Dans l’épisode d’Un Foin c’est Tout S1E6, Lucie, éleveuse de Salers dans l’Orne, et Niall, éleveur en Irlande, racontent comment cette race française s’est adaptée à des systèmes très différents, des prairies normandes aux paysages humides irlandais. En fil rouge, une question simple : pourquoi la Salers séduit-elle autant les éleveurs qui l’ont choisie, et qu’est-ce qui explique son succès grandissant à l’étranger ?
Une race qui voyage bien
La Salers, n’est pas présentée comme une simple race emblématique du Massif central. Elle apparaît comme une race capable de s’implanter loin de son berceau, dans des contextes d’élevage très différents. L’Irlande et la Normandie servent ici de terrain d’observation, avec deux élevages qui prouvent que la Salers s’adapte bien aux conditions locales. Niall insiste d’ailleurs sur cette capacité d’adaptation en rappelant que la race supporte très bien les conditions difficiles, notamment le froid et l’humidité irlandais. Ce qui ressort d’abord, c’est sa rusticité. Lucie comme Niall insistent sur sa capacité à vivre dehors, à rester autonome et à faire face à des conditions météo parfois difficiles.
Comme le dit Lucie : “C’est vrai, il y a beaucoup moins de travail que d’autres races parce que c’est une race très rustique”.
Cette souplesse en fait une vraie alliée pour des systèmes où l’on cherche à limiter les contraintes sans renoncer à la performance.
Des histoires d’installation différentes mais une même passion
L’histoire de Niall commence par une découverte familiale en Écosse dans les années 1990, avant une implantation progressive de la Salers en Irlande.
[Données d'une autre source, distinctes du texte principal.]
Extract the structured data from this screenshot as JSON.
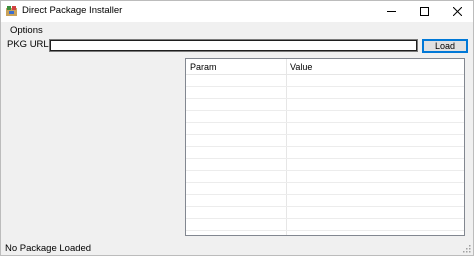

Séduits par ces vaches au tempérament marqué et à l’allure reconnaissable, ses proches ont importé un taureau et une génisse avant de développer progressivement leur troupeau en Irlande. Lucie, elle, a grandi avec la Salers sur la ferme familiale. Après un passage par d’autres études, elle a finalement choisi de reprendre l’exploitation et de poursuivre cette histoire d’élevage. Chez elle, la race fait presque partie du paysage quotidien depuis toujours.
Des élevages à taille humaine
Projection vers 2050 pour les deux éleveurs? Rester à taille humaine tout en avançant vers plus de technicité et de maîtrise génétique. Lucie veut conserver un élevage à dimension raisonnable pour rester exigeante sur la qualité. Elle explique qu’au-delà d’un certain nombre d’animaux, il devient difficile de tout bien faire au quotidien.
Niall, lui, voit encore une marge de développement en Irlande, porté par l’évolution des pratiques et par un contexte qui favorise les systèmes herbagers et plus naturels. Il souligne aussi que la réglementation pousse de plus en plus vers moins d’intrants et davantage de systèmes adaptés aux prairies, ce qui colle parfaitement avec la Salers.